Grazie ad un progetto europeo è possibile dare una seconda vita ai mattoni che oggi, dopo una demolizione, finiscono in discarica

REBRICK(Rinnovabili.it) – Costruire mattoni è un processo altamente energivoro e i materiali di risulta che si accumulano a seguito della demolizione di una costruzione contengono spesso materiali, tra cui appunto mattoni, che possono essere riutilizzati perché in buono stato ma che invece vengono conferiti in discarica o frantumati.

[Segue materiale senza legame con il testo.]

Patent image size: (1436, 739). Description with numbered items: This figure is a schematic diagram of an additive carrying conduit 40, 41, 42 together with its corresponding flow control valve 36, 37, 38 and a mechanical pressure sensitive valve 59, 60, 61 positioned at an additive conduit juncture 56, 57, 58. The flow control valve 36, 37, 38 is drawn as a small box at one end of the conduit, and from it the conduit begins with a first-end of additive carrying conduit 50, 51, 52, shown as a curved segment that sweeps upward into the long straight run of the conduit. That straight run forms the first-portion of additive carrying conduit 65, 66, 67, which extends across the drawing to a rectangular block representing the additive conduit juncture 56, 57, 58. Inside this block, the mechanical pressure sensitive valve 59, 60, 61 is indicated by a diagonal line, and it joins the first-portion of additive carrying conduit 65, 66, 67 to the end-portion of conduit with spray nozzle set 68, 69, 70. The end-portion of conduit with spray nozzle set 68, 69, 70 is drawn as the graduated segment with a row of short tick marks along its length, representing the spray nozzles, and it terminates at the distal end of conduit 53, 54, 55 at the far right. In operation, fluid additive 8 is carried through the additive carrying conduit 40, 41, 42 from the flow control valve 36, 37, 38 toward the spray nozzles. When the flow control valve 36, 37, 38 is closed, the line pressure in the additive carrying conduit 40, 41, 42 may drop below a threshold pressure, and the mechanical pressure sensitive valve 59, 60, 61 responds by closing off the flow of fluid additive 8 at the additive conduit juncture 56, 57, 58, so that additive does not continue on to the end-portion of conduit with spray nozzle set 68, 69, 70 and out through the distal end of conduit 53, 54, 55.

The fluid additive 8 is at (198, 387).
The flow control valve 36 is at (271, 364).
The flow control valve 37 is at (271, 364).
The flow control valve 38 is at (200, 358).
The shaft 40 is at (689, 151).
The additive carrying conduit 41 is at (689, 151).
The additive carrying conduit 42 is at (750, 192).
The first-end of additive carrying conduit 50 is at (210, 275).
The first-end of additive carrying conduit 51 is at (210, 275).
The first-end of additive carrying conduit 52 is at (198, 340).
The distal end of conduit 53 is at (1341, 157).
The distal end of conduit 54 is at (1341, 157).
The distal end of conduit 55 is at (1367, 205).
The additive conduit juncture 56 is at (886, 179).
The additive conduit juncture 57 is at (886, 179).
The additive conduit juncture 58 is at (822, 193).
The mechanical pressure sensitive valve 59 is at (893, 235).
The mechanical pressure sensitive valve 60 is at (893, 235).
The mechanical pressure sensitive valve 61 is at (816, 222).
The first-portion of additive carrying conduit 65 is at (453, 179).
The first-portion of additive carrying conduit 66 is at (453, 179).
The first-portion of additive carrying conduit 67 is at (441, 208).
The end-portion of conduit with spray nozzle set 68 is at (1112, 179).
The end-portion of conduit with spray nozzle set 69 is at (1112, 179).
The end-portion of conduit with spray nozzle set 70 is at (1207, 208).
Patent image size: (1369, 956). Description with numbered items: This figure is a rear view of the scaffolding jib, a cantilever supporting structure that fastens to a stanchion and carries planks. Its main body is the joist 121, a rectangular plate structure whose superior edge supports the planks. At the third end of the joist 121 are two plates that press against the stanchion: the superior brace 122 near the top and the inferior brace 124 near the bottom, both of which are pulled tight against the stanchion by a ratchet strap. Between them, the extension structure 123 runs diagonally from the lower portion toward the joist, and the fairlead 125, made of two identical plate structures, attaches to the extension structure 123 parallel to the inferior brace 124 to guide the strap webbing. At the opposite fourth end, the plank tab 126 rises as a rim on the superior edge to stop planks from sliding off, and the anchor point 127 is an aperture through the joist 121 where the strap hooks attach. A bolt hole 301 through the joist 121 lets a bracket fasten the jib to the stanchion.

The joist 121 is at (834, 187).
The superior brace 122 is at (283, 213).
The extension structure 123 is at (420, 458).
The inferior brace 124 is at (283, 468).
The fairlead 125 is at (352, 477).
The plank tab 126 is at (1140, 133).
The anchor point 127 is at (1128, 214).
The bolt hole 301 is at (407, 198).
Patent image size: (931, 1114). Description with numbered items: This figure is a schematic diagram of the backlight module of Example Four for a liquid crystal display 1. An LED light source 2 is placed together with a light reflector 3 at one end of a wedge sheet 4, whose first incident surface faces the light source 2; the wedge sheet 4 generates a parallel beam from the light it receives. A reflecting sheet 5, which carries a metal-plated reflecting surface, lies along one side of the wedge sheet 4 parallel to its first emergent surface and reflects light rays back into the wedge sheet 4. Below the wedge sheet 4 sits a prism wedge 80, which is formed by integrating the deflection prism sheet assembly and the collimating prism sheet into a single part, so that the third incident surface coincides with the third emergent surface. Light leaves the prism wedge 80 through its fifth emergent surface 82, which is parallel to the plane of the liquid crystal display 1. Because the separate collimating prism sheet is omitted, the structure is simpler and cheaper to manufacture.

Per cercare di evitare lo spreco di materiale l’Europa ha dato il via al progetto REBRICK (‘Market uptake of an automated technology for reusing old bricks’) che ha dimostrato l’efficacia di un sistema di selezione automatica in grado di riordinare i rifiuti delle demolizioni separando i mattoni per un secondo utilizzo.

 

“Ci sono milioni di edifici in mattoni del mondo”, spiega il coordinatore del progetto REBRICK Claus Nielsen della danese Gamle Mursten. “Ogni volta che uno di questi edifici viene demolito i mattoni hanno il potenziale per diventare parte di un nuovo edificio e di una nuova storia. I mattoni possono facilmente durare per diversi secoli, ma quelli che si trovano tra i rifiuti di una demolizione sono semplicemente gettati via o, nella migliore delle ipotesi, schiacciati e utilizzati come materiale inerte per applicazioni di basso livello come ad esempio la costruzione di strade”.

 

Il sistema REBRICK, brevettato dalla Gamle Mursten, divide automaticamente il calcestruzzo e il cemento dai vecchi mattoni che possono essere poi riutilizzati nella costruzione di edifici. Se dovesse avere successo, il sistema REBRICK potrebbe fornire una riduzione annua di rifiuti pari a 24 000 tonnellate.

“Il nostro approccio garantisce la disponibilità di un materiale da costruzione sostenibile, allo stesso tempo favorisce la creazione di posti di lavoro verdi e contribuisce alla produzione sostenibile e allo sviluppo ecocompatibile nei settori delle costruzioni e dell’architettura”, ha dichiarato Nielsen.